The gift will be the largest ever for environmental sustainability research and the second-largest private donation to a US academic institution. In 2018, former New York City mayor Michael Bloomberg gave $1.8 billion to Johns Hopkins University for student aid.
The Resnicks own The Wonderful Company, a corporation with brands including POM Wonderful, Fiji Water, and Teleflora. In the past, the company has been criticized for its environmental practices, including heavy water use during the California drought and the destruction of an oak forest to make space for grape plantings at one of its vineyards.

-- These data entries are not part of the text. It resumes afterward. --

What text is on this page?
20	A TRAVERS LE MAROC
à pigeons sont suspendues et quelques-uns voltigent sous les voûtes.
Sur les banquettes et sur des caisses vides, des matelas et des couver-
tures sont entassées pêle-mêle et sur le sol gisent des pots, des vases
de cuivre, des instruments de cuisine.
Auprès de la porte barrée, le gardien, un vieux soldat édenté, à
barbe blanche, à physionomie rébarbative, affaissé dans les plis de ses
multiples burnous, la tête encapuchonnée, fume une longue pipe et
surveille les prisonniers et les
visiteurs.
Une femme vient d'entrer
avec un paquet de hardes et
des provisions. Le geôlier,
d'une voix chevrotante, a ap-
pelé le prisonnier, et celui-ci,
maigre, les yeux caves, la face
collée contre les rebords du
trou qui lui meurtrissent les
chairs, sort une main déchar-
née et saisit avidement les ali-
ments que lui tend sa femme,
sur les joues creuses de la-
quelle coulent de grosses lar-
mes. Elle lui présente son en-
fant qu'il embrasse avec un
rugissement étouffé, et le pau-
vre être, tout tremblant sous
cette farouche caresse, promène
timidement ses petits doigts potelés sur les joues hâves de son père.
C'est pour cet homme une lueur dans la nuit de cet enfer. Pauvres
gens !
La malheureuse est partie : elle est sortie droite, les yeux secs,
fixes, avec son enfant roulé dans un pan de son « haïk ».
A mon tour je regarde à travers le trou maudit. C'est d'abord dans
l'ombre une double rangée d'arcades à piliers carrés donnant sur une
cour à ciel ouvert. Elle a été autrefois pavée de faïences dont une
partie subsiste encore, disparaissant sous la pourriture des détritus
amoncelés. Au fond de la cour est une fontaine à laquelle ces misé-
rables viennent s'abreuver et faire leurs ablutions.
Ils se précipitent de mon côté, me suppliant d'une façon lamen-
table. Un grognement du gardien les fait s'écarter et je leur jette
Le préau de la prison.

A donation from the Resnicks in 2009 helped establish the Resnick Sustainability Institute at Caltech. The new pledge will expand on that institute’s mission by supporting researchers across all divisions at Caltech as well as scientists at the Jet Propulsion Laboratory, which Caltech manages for NASA. The supported research will focus on four core initiatives, including climate science, water resources, and ecology. The fourth, called the “Sunlight to Everything” initiative, could involve research to harness the sun’s energy, advance battery technology, and create catalysts for degrading plastics and making new chemicals.
“It’s a commitment that gives us flexibility to think about where Caltech can leverage its talent pool for the highest impact through problems that the faculty aspire to work on,” says Jonas C. Peters, director of the Resnick Sustainability Institute and a Caltech chemistry professor. “Chemistry and chemical engineering clearly have huge roles to play.”
Part of the gift will be used to build the Resnick Sustainability Resource Center, a large building that will house research facilities as well as undergraduate teaching laboratories. All first-year undergrads at Caltech are required to take a chemistry laboratory course, Peters says. With the new labs, Caltech plans to revamp that course’s curriculum with a focus on sustainability.
“That will funnel every undergraduate that ever comes to Caltech through a laboratory in their first year of undergraduate studies that shows the promise and impact chemistry, chemical engineering, and other fields can have in providing solutions to problems in sustainability,” Peters says.